Affirmeriez-vous que le président actuel rejoint vos convictions sur l’ensemble de ces sujets ?
Certainement pas. Nous savons bien que la majorité sortante cautionne aussi de graves dérives éthiques. Nous les avons combattues avec Alliance VITA, au jour le jour, depuis cinq ans. Et c’est justement forts de cette expérience que nous prenons position. Pour la loi bioéthique, il faut avoir l’honnêteté de reconnaître que nous avons réussi à limiter certains dégâts, en faisant voter plusieurs des amendements que nous avions rédigés, contre les amendements soutenus par la gauche. Mais aujourd’hui, dans son opposition à l’euthanasie et au « mariage » homosexuel, Nicolas Sarkozy est clair.
Pourquoi parlez-vous d’une « tentation du vote blanc » ?
Le christianisme est traversé par une tentation essénienne, du nom de la secte de Qumran, contemporaine du Christ : demeurer hors du monde pour bâtir une société d’entre soi, pure de tout le mal qui sévit à l’extérieur. Cette tentation demeure forte chez les chrétiens. C’est l’excès opposé au relativisme éthique. Les Esséniens ont une grâce magnifique : ils ont pris la mesure de l’ampleur des injustices (ou du mal). Mais c’est au prix d’une illusion de pureté. Je suis désolé pour ceux qui croient « dur comme fer » que le vote blanc est le seul « pur », mais que diront-ils si François Hollande met à exécution les deux menaces les plus graves de son programme, alors que Nicolas Sarkozy les récuse explicitement ? Le vote blanc relève à mon avis d’une confusion : on le confond avec l’objection de conscience.

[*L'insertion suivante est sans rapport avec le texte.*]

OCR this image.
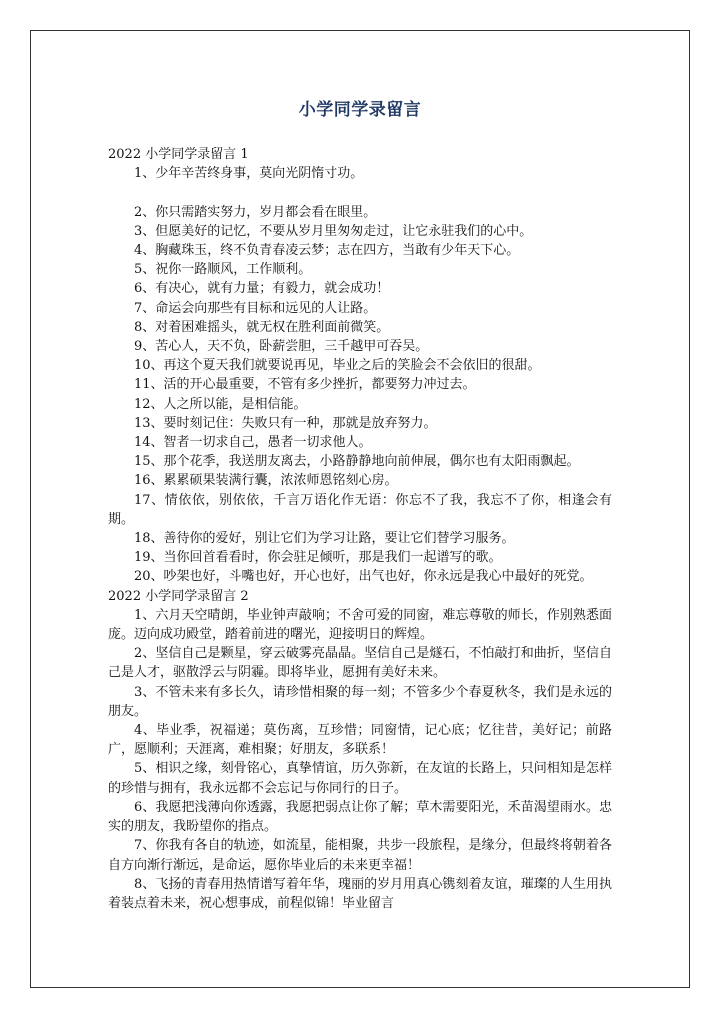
小学同学录留言

2022 小学同学录留言 1

1、少年辛苦终身事，莫向光阴惰寸功。

2、你只需踏实努力，岁月都会看在眼里。

3、但愿美好的记忆，不要从岁月里匆匆走过，让它永驻我们的心中。

4、胸藏珠玉，终不负青春凌云梦；志在四方，当敢有少年天下心。

5、祝你一路顺风，工作顺利。

6、有决心，就有力量；有毅力，就会成功！

7、命运会向那些有目标和远见的人让路。

8、对着困难摇头，就无权在胜利面前微笑。

9、苦心人，天不负，卧薪尝胆，三千越甲可吞吴。

10、再这个夏天我们就要说再见，毕业之后的笑脸会不会依旧的很甜。

11、活的开心最重要，不管有多少挫折，都要努力冲过去。

12、人之所以能，是相信能。

13、要时刻记住：失败只有一种，那就是放弃努力。

14、智者一切求自己，愚者一切求他人。

15、那个花季，我送朋友离去，小路静静地向前伸展，偶尔也有太阳雨飘起。

16、累累硕果装满行囊，浓浓师恩铭刻心房。

17、情依依，别依依，千言万语化作无语：你忘不了我，我忘不了你，相逢会有期。

18、善待你的爱好，别让它们为学习让路，要让它们替学习服务。

19、当你回首看看时，你会驻足倾听，那是我们一起谱写的歌。

20、吵架也好，斗嘴也好，开心也好，出气也好，你永远是我心中最好的死党。

2022 小学同学录留言 2

1、六月天空晴朗，毕业钟声敲响；不舍可爱的同窗，难忘尊敬的师长，作别熟悉面庞。迈向成功殿堂，踏着前进的曙光，迎接明日的辉煌。

2、坚信自己是颗星，穿云破雾亮晶晶。坚信自己是燧石，不怕敲打和曲折，坚信自己是人才，驱散浮云与阴霾。即将毕业，愿拥有美好未来。

3、不管未来有多长久，请珍惜相聚的每一刻；不管多少个春夏秋冬，我们是永远的朋友。

4、毕业季，祝福递；莫伤离，互珍惜；同窗情，记心底；忆往昔，美好记；前路广，愿顺利；天涯离，难相聚；好朋友，多联系！

5、相识之缘，刻骨铭心，真挚情谊，历久弥新，在友谊的长路上，只问相知是怎样的珍惜与拥有，我永远都不会忘记与你同行的日子。

6、我愿把浅薄向你透露，我愿把弱点让你了解；草木需要阳光，禾苗渴望雨水。忠实的朋友，我盼望你的指点。

7、你我有各自的轨迹，如流星，能相聚，共步一段旅程，是缘分，但最终将朝着各自方向渐行渐远，是命运，愿你毕业后的未来更幸福！

8、飞扬的青春用热情谱写着年华，瑰丽的岁月用真心镌刻着友谊，璀璨的人生用执着装点着未来，祝心想事成，前程似锦！毕业留言
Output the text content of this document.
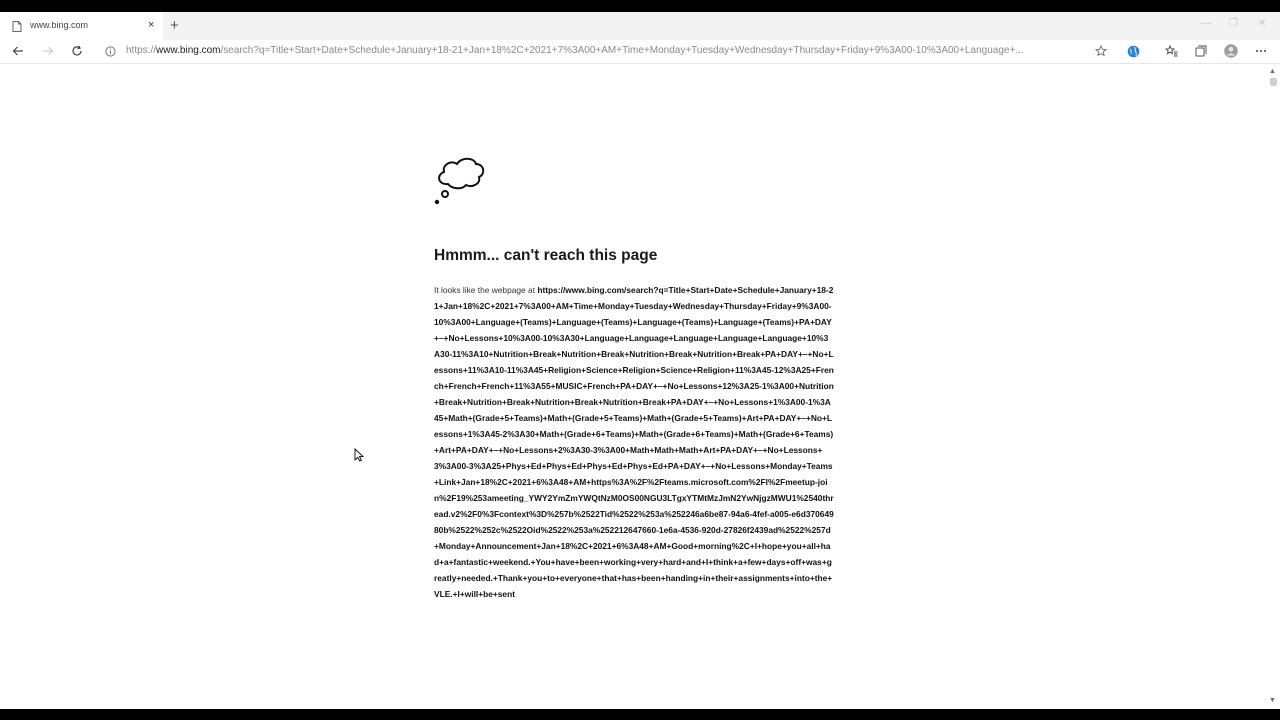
www.bing.com	× +	— ❐ ✕
https://www.bing.com/search?q=Title+Start+Date+Schedule+January+18-21+Jan+18%2C+2021+7%3A00+AM+Time+Monday+Tuesday+Wednesday+Thursday+Friday+9%3A00-10%3A00+Language+...
Hmmm... can't reach this page

It looks like the webpage at https://www.bing.com/search?q=Title+Start+Date+Schedule+January+18-21+Jan+18%2C+2021+7%3A00+AM+Time+Monday+Tuesday+Wednesday+Thursday+Friday+9%3A00-10%3A00+Language+(Teams)+Language+(Teams)+Language+(Teams)+Language+(Teams)+PA+DAY+–+No+Lessons+10%3A00-10%3A30+Language+Language+Language+Language+Language+10%3A30-11%3A10+Nutrition+Break+Nutrition+Break+Nutrition+Break+Nutrition+Break+PA+DAY+–+No+Lessons+11%3A10-11%3A45+Religion+Science+Religion+Science+Religion+11%3A45-12%3A25+French+French+French+11%3A55+MUSIC+French+PA+DAY+–+No+Lessons+12%3A25-1%3A00+Nutrition+Break+Nutrition+Break+Nutrition+Break+Nutrition+Break+PA+DAY+–+No+Lessons+1%3A00-1%3A45+Math+(Grade+5+Teams)+Math+(Grade+5+Teams)+Math+(Grade+5+Teams)+Art+PA+DAY+–+No+Lessons+1%3A45-2%3A30+Math+(Grade+6+Teams)+Math+(Grade+6+Teams)+Math+(Grade+6+Teams)+Art+PA+DAY+–+No+Lessons+2%3A30-3%3A00+Math+Math+Math+Art+PA+DAY+–+No+Lessons+3%3A00-3%3A25+Phys+Ed+Phys+Ed+Phys+Ed+Phys+Ed+PA+DAY+–+No+Lessons+Monday+Teams+Link+Jan+18%2C+2021+6%3A48+AM+https%3A%2F%2Fteams.microsoft.com%2Fl%2Fmeetup-join%2F19%253ameeting_YWY2YmZmYWQtNzM0OS00NGU3LTgxYTMtMzJmN2YwNjgzMWU1%2540thread.v2%2F0%3Fcontext%3D%257b%2522Tid%2522%253a%252246a6be87-94a6-4fef-a005-e6d37064980b%2522%252c%2522Oid%2522%253a%252212647660-1e6a-4536-920d-27826f2439ad%2522%257d+Monday+Announcement+Jan+18%2C+2021+6%3A48+AM+Good+morning%2C+I+hope+you+all+had+a+fantastic+weekend.+You+have+been+working+very+hard+and+I+think+a+few+days+off+was+greatly+needed.+Thank+you+to+everyone+that+has+been+handing+in+their+assignments+into+the+VLE.+I+will+be+sent

▲
▼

L’objection est effectivement un devoir contre une pratique ou une loi gravement injuste (qui transgresse la loi naturelle). Mais ici, il s’agit de choisir entre deux hommes, qui sont chacun partiellement insatisfaisants. Je vais même plus loin : le devoir d’objection de conscience contre l’euthanasie réclame un vote barrage.
Que dire aux chrétiens que rebute le vote pour le président sortant, parce que proches d’autres sensibilités ?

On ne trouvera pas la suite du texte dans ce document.